Je crois que c'était un homme d'une grande intelligence, d'un grand flair, sans être un intellectuel. Je parle avec prudence mais c'était un homme qui sentait et passait les choses. L'intelligence par l'émotion et par la sensualité, par la perception vivante et pas absolument sèche des choses. Quand il parlait de funambulisme, il tapait au bon endroit de même que, quand il parlait de musique, il tapait sur la note juste. Il faisait partie de ces quelques êtres hors série, hors temps j'allais dire mais non il était bien de son temps, qui avait cette espèce de rayonnement de l'intelligence et cette faculté de compréhension immédiate des êtres, des choses, de la non-authenticité des êtres et où se trouvait la vérité des choses.

Quand vous dites être mort à soi-même pour le funambule est-ce aussi le cas pour le comédien quand il entre sur scène ?

Pierre Constant : Oui, il faudrait. Il y a plusieurs façons de faire du théâtre. Pour moi évidemment oui. Si j'ai choisi ce texte, si j'ai voulu le mettre à la scène, et s'il est quotidiennement là, dans mes pattes, si j'ose dire, c'est qu'il représente pour moi tout ce que je voudrais atteindre, et que je n'atteins jamais évidemment car c'est trop difficile. C'est quelque chose qui court devant moi, qui est au bout de la ligne d'horizon sans l'atteindre. Ne pas arriver, j'allais dire n'est pas grave mais si c'est grave, et le plus important est la marche vers elle, la tentative, l'utopie insaisissable. Un peu comme les grands mythes du théâtre, des personnages comme Don Giovanni que l'on n'atteint jamais et qui ne s'atteignent jamais eux-mêmes.

Et je crois que Jean Genet, dans sa relation au théâtre et dans son propre théâtre, a couru comme il le dit après une image dans une sorte de palais de miroirs où l'image se répercutait et où il était un peu comme un éléphant dans un magasin de porcelaine. A la fois, il avançait avec délicatesse et il cassait les miroirs sans parvenir à aller où il voulait, c'est-à-dire dans un endroit absolument impossible à atteindre. Dans ses premiers écrits, avant même qu'il ne soit connu en 1943, il écrit à son ami François Saintin qu'il a écrit des scenarii et des pièces qu'il appelle "mon théâtre impossible". Peut-être cela résume-t-il tout.

Et nous, quand nous essayons de l'approcher ou de le mettre sur le théâtre, certains y sont parvenus en partie car même ce qui semblait être réussi absolument ne l'était qu'en partie et de toute façon cela ne satisfaisait jamais Jean Genet, et ça ne pouvait pas le satisfaire puisque c'était impossible. Le théâtre c'est impossible. Nous sommes des papillons qui nous brûlons à cette lumière, pardonnez si l'image est idiote et usée, mais elle est exacte. On se brûle les ailes, du moins le petit bout de plume qu'on a, sans y arriver. Et les plumes repoussent. Notre intérêt est là : s'épuiser pour essayer d'y arriver. Et moi, je m'épuise.
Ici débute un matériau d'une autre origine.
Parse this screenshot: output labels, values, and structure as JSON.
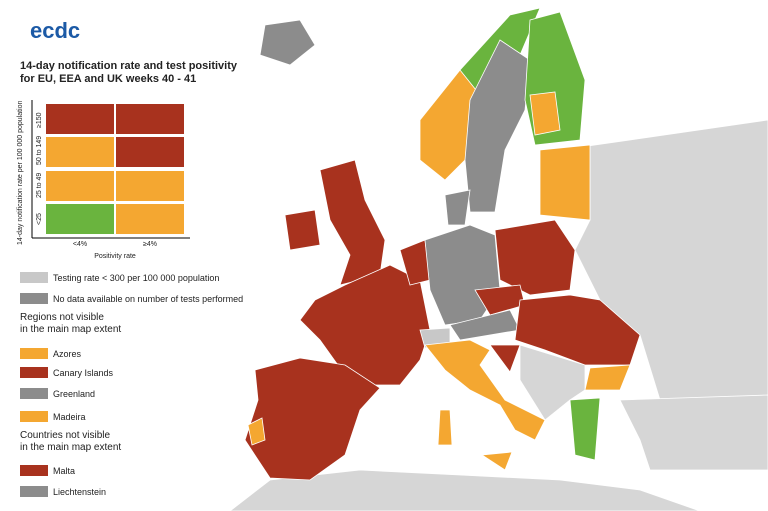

En corollaire à ce spectacle vous avez conçu une petite exposition, qui se tient dans la toute nouvelle galerie de la Maison de la poésie, par laquelle le spectateur passe pour accéder à la salle Lautréamont dans laquelle vous jouez "Le funambule". Cette exposition, intitulée "Le bleu de l'œil", est consacrée à Jean Genet et comporte des photos, des peintures, des documents dont bon nombre vous appartiennent. Pouvez-vous nous en dire plus ?

Pierre Constant : Je détiens de nombreux documents relatifs à Jean Genet mais ce n'est absolument pas du fétichisme. "Le funambule" comporte de nombreuses déclinaisons sur l'image, le reflet de l'être qui court après son image, ce qui est aussi valable dans la vie. Nous courrons après une image, celle que nous nous faisons, celles que les autres bâtissent de nous. Et ce qui m'a paru intéressant, c'est d'avoir également des images de Jean Genet, qu'il s'agisse de photographies dans des moments un peu "clé" de sa vie et de ses actes, de l'enfance jusqu'à la mort, puisqu'il y a une photo de son tombeau à Larache au Maroc, sur l'océan près de la falaise, ou de portraits, et notamment des premiers portraits.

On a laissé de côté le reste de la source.